A BILLION pounds could be wiped off the tourism economy if urgent action is not taken to clean up the Fylde coast’s sea.
That was the stark warning from Environment Minister Richard Benyon as he stressed the tourism industry will be under serious threat Blackpool beaches were closed for swimming.
Mr Benyon was one of the key speakers at the biggest-ever conference to discuss the future of the Fylde coast’s sea, which is currently at risk of having bathing banned if it does not meet tough new standards in three years’ time.
He said: “Where the minimum standard is not met there will be a clear sign advising against bathing, and the Fylde coast bathing waters are at a high risk of failing.
“An excellent classification will be a great tourist draw to more than half of England’s bathing waters but should all the beaches in the North West fail, the reduced visitor numbers could come at a cost of £1.3bn to the local economy over 15 years.”
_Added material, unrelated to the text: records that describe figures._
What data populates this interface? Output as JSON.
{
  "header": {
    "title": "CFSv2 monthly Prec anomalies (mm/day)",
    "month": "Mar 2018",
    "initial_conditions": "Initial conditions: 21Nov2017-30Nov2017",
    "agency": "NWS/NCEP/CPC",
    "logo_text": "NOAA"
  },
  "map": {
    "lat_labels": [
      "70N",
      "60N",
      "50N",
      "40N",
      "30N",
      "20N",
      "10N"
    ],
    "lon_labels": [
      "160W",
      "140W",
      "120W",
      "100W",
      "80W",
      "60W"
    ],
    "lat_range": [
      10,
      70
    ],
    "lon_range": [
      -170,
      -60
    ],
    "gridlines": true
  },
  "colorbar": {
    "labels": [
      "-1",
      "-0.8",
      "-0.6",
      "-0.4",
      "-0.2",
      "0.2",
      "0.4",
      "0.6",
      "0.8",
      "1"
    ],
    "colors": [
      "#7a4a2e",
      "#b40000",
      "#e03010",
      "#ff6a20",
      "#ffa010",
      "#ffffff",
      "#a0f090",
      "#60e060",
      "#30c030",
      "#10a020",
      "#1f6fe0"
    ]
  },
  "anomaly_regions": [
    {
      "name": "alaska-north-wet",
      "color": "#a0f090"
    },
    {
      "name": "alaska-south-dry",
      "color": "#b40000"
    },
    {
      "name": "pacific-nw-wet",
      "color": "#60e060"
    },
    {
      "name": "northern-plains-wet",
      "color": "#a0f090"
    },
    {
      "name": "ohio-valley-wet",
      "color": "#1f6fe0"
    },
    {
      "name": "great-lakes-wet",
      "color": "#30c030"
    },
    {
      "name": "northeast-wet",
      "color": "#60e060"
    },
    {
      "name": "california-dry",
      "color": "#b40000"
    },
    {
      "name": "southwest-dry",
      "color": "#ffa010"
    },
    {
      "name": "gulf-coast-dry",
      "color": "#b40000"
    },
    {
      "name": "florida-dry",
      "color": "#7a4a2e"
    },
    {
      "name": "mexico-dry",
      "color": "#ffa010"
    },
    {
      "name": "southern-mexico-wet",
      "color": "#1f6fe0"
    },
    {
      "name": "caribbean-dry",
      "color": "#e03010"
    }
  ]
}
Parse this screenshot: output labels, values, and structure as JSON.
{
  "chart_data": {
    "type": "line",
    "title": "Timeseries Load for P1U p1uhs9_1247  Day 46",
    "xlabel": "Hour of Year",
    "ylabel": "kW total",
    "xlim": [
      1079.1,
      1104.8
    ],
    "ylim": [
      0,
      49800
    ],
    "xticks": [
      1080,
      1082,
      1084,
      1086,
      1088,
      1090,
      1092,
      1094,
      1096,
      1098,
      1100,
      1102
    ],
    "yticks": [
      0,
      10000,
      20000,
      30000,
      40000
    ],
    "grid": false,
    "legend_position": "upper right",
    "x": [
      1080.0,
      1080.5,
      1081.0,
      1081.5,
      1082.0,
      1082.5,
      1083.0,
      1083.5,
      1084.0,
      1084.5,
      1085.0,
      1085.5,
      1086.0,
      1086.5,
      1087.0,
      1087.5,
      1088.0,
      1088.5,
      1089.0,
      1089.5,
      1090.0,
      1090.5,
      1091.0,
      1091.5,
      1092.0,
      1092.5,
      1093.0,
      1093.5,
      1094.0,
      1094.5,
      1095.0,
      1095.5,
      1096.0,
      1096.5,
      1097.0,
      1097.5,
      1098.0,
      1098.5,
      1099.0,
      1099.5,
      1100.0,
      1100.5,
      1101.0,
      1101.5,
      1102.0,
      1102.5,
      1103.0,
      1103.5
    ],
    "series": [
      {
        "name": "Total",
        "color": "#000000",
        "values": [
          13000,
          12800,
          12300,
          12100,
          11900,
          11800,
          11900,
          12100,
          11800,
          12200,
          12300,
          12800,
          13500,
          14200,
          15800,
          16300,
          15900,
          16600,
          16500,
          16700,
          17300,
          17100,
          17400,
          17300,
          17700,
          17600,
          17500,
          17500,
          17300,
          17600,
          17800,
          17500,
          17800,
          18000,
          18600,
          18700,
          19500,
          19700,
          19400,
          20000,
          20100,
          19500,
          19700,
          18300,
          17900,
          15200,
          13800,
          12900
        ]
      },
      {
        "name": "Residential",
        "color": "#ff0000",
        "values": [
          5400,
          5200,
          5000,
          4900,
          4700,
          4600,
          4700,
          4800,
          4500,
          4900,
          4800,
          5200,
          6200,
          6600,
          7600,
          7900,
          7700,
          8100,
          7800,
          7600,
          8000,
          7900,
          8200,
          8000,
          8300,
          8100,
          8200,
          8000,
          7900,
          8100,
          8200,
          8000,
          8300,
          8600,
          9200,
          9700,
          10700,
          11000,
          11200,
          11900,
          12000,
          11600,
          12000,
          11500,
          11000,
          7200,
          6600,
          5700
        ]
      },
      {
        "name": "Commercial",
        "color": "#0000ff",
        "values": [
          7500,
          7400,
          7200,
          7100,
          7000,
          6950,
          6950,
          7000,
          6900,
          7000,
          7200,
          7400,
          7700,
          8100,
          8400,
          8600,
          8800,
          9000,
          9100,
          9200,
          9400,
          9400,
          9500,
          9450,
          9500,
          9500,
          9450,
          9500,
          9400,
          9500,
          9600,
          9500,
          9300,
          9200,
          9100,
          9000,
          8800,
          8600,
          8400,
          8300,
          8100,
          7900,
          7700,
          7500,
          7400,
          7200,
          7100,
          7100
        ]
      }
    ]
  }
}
As it stands Blackpool’s central and south beaches as well as the water at St Annes Pier and St Annes north are failing.
The water quality is tested several times each summer. Experts warned those gathered at Blackpool’s Winter Gardens yesterday that heavy rain means 2012’s results are likely to be among the worse yet.
But Blackpool Council chief executive Neil Jack said the authority – along with the Environment Agency and United Utilities – was committed to tackling the problem.
He told the Turning Tides delegates: “The reason Blackpool exists is people came here to come to the bathing waters to improve their health.
“We would not exist without our sea and it is a much bigger issue than just whether people swim in it.
“It is about the quality of the resort and we want to make Blackpool a stellar family resort like it was in the past.
“That will not happen by having great big signs going up saying don’t come here, it’s unclean and your children can’t go paddling.
“Blackpool will be a poorer place if we don’t achieve these standards and we have to make sure it happens.”
The conference’s key message was encouraging companies, the tourism industry and local residents to work together to improve the coastline, and representatives from local councils, community groups and environment groups attended.
United Utilities chief executive Steve Mogford added: “Water company investment is not going to solve all of the issues – waste water is only about 40 per cent of the problem.
“That 60 per cent is something else and we need partnerships to understand the root cause and action to be taken.”